The Internet of Things (IoT) produces, directs, and drives data continuously. How can current approaches to data streaming help us manage these continuous information channels?
Data streaming is one of the key defining factors in the way information architectures and software applications are being developed. Much of its focus involves infrastructure automation. But what does that mean in the real world?
What is data streaming?
When we add streaming capabilities to data infrastructures, we add the ability to automate real-time data flows. That is, we add the flexibility to ingest and process the increasing availability of IoT, social media, and other streaming data sources, and manage them alongside traditional batch-based data.
But unlike traditional batch-based flows, where data is loaded in sets on a scheduled basis (i.e. hourly, daily, or monthly), real-time or streaming data flows are different in the following ways:
- They are often more time-sensitive.
- They are typically larger in volume.
- They may or may not be of long-term value after processing.
Real-time data flows, or streaming data sources, can come from many areas in an organisation’s data landscape, including in-field units that share sensor-based data, social media feeds (for sentiment analysis), or a variety of internal systems.
But why is this significant?
United states of data
“A streaming data architecture makes the core assumption that data is continuous and always moving, in contrast to the traditional assumption that data is static.

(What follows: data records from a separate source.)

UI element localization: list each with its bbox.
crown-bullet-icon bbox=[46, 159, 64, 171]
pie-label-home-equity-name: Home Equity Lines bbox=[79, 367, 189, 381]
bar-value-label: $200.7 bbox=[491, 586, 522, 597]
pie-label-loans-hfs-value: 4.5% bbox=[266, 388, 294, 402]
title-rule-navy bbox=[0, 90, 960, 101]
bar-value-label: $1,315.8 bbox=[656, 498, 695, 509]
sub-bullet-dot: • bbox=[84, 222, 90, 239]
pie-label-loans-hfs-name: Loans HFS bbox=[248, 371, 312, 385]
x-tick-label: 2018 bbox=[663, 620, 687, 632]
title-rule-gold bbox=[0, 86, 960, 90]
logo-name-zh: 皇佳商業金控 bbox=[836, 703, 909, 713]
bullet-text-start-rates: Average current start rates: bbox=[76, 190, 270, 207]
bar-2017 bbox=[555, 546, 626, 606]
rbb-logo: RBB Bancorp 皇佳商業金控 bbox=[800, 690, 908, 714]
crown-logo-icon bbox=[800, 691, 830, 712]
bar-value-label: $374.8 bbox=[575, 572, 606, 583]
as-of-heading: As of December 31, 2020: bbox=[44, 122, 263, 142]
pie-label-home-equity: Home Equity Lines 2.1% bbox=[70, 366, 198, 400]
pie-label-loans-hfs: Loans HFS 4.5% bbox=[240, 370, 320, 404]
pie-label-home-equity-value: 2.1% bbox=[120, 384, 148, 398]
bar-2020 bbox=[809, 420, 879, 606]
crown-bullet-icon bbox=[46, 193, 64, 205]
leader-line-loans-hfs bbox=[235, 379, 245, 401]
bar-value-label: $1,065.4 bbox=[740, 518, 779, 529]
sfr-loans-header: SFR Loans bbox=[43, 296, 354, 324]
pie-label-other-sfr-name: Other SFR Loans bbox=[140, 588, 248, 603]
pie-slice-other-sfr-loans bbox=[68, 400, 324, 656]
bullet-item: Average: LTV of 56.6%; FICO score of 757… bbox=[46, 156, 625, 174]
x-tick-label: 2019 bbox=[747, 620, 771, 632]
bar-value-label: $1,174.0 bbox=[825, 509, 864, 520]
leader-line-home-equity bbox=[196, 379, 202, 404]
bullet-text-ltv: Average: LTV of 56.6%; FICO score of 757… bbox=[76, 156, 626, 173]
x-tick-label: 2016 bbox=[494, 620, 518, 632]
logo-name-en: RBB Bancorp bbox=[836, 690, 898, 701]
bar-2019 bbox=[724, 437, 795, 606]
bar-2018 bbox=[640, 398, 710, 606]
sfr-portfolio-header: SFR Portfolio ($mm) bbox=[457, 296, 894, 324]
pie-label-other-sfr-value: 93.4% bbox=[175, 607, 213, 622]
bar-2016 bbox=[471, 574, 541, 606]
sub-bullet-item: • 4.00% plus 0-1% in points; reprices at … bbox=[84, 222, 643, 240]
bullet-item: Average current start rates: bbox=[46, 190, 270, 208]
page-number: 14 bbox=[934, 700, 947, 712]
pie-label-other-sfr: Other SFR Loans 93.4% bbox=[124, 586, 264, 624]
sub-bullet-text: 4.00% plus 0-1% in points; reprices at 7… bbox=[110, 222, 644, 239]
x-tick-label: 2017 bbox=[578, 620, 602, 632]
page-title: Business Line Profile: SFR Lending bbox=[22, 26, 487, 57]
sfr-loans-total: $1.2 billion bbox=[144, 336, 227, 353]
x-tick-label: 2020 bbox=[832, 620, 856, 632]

This turns a lot of our preconceptions upside down, along with the tools that we currently use to build data-driven applications,” says Kostas Tzoumas, co-founder and CEO of open source stream processing company, data Artisans.
“For example, application code processes the moving data directly, while it keeps next to it the working memory it needs (state), instead of first landing the data in a database and then querying it.”
Vendors are now architecting this increasingly important aspect of data streaming into their platforms. A recent example is data infrastructure automation specialist, WhereScape.
WhereScape CEO Mark Budzinski says that the company has added streaming to its platform in response to the fact that IT teams – already stretched for time – now face the added challenge of understanding and incorporating these new data sources – and streaming technologies – into their analytics environments.
Matt Aslett, research director at 451 Research, explains the problem facing many non-specialist organisations, “We see increasing interest in stream-based processing from mainstream companies, but many lack the internal resources and skills to integrate these new technologies effectively and efficiently.”
While it is hardly early days for data streaming, or for the acknowledgement of real-time data as a category, it is early days (comparatively) for automated, software-defined, cloud-centric streaming services, especially in terms of their application to IoT environments.
The challenge for companies working in this sector of data engineering is that it is dominated by Hadoop (still difficult to master) for distributed processing of large data sets, and by the murky waters of unstructured information that flow into the data lake.
This isn’t plug-and-play technology by any means, and so it’s wise to remember that ‘automated’ doesn’t always mean ‘turn it on and go for a pizza’. Bringing specialist expertise onboard may be essential.